Guerrero’s pure stuff is some of the best in the entire league. His average Quality of Pitch is in the top 13 percent of all of Major League Baseball and his four-seam fastball is the sixth fastest pitch out of all qualified pitches.
Guerrero currently strikes out 39.6 percent of the batters he faces which is good for ninth in the league (minimum 10 IP). He’s struck out 21-of-53 of the batters he’s faced. That’s a 17.2 K/9 rate.
With Guerrero’s ERA sitting at 5.73, his main problem has been the number of baserunners he has allowed. In 11 innings pitched he has allowed 12 hits and given up six walks. That’s good for an opposing slashline of .273/.365/.409. Not exactly “legendary.”
On the other hand, his FIP (Fielding Independent Pitching) which measures a pitcher by league average results on balls in play is 2.42, which is in the top 16 percent of all of baseball (minimum 10 IP).

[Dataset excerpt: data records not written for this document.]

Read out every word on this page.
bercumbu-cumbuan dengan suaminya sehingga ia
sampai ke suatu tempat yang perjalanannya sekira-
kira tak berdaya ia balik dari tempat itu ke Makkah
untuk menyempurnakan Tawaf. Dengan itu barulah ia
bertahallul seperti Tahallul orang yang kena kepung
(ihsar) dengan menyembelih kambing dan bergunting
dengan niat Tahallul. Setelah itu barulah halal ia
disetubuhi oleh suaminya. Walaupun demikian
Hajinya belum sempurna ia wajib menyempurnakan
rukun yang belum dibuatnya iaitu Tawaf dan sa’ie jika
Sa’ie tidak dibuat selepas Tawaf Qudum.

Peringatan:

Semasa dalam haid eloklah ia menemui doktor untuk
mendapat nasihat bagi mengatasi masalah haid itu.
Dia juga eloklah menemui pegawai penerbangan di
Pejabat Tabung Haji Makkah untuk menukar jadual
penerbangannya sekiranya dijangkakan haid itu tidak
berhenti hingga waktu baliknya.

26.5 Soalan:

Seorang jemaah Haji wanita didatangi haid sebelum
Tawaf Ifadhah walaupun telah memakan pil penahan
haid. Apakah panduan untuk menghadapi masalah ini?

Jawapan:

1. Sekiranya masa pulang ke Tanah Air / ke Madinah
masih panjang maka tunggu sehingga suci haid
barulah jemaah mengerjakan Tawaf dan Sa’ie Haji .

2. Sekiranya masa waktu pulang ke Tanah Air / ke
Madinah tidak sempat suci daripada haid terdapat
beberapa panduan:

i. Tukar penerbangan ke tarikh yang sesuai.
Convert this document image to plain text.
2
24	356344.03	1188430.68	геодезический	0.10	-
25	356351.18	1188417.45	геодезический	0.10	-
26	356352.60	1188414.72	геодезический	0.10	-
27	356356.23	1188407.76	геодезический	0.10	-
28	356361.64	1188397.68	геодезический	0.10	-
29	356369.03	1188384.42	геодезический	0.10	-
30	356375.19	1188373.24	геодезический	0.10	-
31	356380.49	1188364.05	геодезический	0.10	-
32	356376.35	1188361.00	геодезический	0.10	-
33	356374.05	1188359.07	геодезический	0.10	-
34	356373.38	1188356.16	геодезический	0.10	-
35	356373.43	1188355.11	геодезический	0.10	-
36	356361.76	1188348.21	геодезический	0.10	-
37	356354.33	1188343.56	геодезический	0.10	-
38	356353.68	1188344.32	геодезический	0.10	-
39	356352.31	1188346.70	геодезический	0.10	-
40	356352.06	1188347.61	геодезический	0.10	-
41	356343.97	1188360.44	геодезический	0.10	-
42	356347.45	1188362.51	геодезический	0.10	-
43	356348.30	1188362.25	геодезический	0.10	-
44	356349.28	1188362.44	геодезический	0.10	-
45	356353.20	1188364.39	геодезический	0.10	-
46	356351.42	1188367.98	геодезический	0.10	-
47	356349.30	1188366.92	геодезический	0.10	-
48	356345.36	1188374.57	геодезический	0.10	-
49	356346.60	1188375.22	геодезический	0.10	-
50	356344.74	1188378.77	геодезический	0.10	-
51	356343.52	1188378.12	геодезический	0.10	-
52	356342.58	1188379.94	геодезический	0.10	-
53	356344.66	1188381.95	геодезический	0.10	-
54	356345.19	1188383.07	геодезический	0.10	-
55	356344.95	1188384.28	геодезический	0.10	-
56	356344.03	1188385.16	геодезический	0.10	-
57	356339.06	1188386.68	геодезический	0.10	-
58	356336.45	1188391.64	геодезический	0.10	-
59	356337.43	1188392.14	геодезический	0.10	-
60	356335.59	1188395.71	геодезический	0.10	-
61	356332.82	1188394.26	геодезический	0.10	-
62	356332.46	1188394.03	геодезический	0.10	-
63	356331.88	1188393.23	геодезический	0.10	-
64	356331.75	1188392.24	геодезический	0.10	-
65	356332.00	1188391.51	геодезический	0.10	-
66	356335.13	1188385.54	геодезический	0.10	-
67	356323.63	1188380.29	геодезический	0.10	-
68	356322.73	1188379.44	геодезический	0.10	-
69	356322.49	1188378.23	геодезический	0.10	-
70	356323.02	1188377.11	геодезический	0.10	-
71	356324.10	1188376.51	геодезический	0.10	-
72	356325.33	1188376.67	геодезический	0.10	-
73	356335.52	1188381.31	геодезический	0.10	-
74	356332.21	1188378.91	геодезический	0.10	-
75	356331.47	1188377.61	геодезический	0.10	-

Which tells us that many of the hits he is allowing are due to “bad luck.”
This is indicative that his ERA should naturally get lower throughout the season and be more in line with the ability he has flashed in the early part of 2018.
There is no doubt that Guerrero has a huge, lively arm. He has the stuff that could turn him into a future closer for the Miami Marlins at some point. Now we need to see if he can turn that potential into what people in the sabermetric community have labeled Guerrero as.